C. The State's Communications with Defendant's Family Members
Harry Jordan is now deceased and the Government has stated it does not intend to call ADA Ross as a trial witness. Therefore, it appears that the Government has no available avenue through which to introduce statements made during discussions between ADA Ross and Jordan. This appears to moot any argument for exclusion of evidence of such discussions.
Further, to the extent Defendant argues that the discussions between ADA Ross and Jordan rendered the directions Defendant provided to police an involuntary confession obtained in violation of the Fourteenth Amendment, such an argument is unavailing. The fact that ADA Ross told Jordan that “the worst [he] could do was ask for the death penalty” is not enough by itself to render a subsequent confession involuntary. See United States v. Jones, 32 F.3d 1512, 1517 (11th Cir. 1994) (“[D]iscussions of realistic penalties for cooperative and non-cooperative defendants, are normally insufficient to preclude free choice.”); see also Parker v. North Carolina, 397 U.S. 790, 795 (1970) (“[A]n otherwise valid plea is not involuntary because induced by the defendant's desire to limit the possible maximum penalty to less than that authorized if there is a jury trial.”). Here, Defendant's decision to disclose the location of Ms. Woodall's body was according to Defendant the result of plea discussions, or according to the Government a unilateral attempt by Defendant to avoid the death penalty. Under either interpretation of events, the directions Defendant provided were not a product of overborne will and so were not involuntary. Therefore, ADA Ross' communications with Harry Jordan do not require the exclusion or suppression of Defendant's subsequent cooperation with police or evidence derived from that cooperation.

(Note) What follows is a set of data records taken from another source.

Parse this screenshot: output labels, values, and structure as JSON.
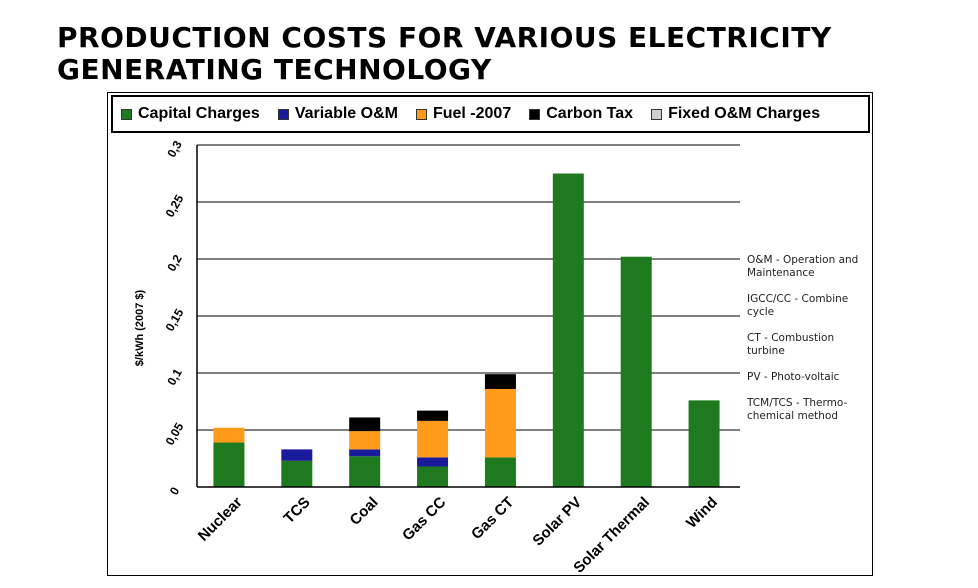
{
  "title": {
    "line1": "PRODUCTION COSTS FOR VARIOUS ELECTRICITY",
    "line2": "GENERATING TECHNOLOGY"
  },
  "legend": [
    {
      "label": "Capital Charges",
      "color": "#1f7a1f"
    },
    {
      "label": "Variable O&M",
      "color": "#1a1a9c"
    },
    {
      "label": "Fuel -2007",
      "color": "#ff9a1a"
    },
    {
      "label": "Carbon Tax",
      "color": "#000000"
    },
    {
      "label": "Fixed O&M Charges",
      "color": "#d0d0d0"
    }
  ],
  "notes": [
    "O&M - Operation and Maintenance",
    "IGCC/CC - Combine cycle",
    "CT - Combustion turbine",
    "PV - Photo-voltaic",
    "TCM/TCS - Thermo-chemical method"
  ],
  "chart_data": {
    "type": "bar",
    "stacked": true,
    "title": "",
    "xlabel": "",
    "ylabel": "$/kWh (2007 $)",
    "ylim": [
      0,
      0.3
    ],
    "yticks": [
      {
        "value": 0,
        "label": "0"
      },
      {
        "value": 0.05,
        "label": "0,05"
      },
      {
        "value": 0.1,
        "label": "0,1"
      },
      {
        "value": 0.15,
        "label": "0,15"
      },
      {
        "value": 0.2,
        "label": "0,2"
      },
      {
        "value": 0.25,
        "label": "0,25"
      },
      {
        "value": 0.3,
        "label": "0,3"
      }
    ],
    "grid": true,
    "categories": [
      "Nuclear",
      "TCS",
      "Coal",
      "Gas CC",
      "Gas CT",
      "Solar PV",
      "Solar Thermal",
      "Wind"
    ],
    "series": [
      {
        "name": "Capital Charges",
        "color": "#1f7a1f",
        "values": [
          0.039,
          0.023,
          0.027,
          0.018,
          0.026,
          0.275,
          0.202,
          0.076
        ]
      },
      {
        "name": "Variable O&M",
        "color": "#1a1a9c",
        "values": [
          0,
          0.01,
          0.006,
          0.008,
          0,
          0,
          0,
          0
        ]
      },
      {
        "name": "Fuel -2007",
        "color": "#ff9a1a",
        "values": [
          0.013,
          0,
          0.016,
          0.032,
          0.06,
          0,
          0,
          0
        ]
      },
      {
        "name": "Carbon Tax",
        "color": "#000000",
        "values": [
          0,
          0,
          0.012,
          0.009,
          0.013,
          0,
          0,
          0
        ]
      },
      {
        "name": "Fixed O&M Charges",
        "color": "#d0d0d0",
        "values": [
          0,
          0,
          0,
          0,
          0,
          0,
          0,
          0
        ]
      }
    ]
  }
}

IV. Defendant's Motion in Limine
Defendant's Motion in Limine seeks to prevent the Government from obtaining attorney-client privileged communications from Stout, to exclude the introduction of privileged statements through Stout, and to prohibit the Government from having any conversations with Stout without first obtaining Defendant's permission. See Def.'s Mot. in Limine at 3-4. As stated above, the Government has informed the Court that it does not intend to elicit testimony from Stout at trial regarding privileged communications. Rather, the Government intends to ask questions regarding Defendant's provision of directions to the site of the body. This subject does not implicate privileged communications, as set forth above. Additionally, Stout testified that the Government has not attempted to initiate conversations with him other than by calling him to confirm that he would be present at the suppression hearing.
Therefore, based on the Government's representations and Stout's testimony, the Court denies Defendant's Motion in Limine.
CONCLUSION
For the reasons outlined above, Defendant's Motion in Limine (Doc. No. 80) and Motion to Suppress (Doc. No. 82) are DENIED.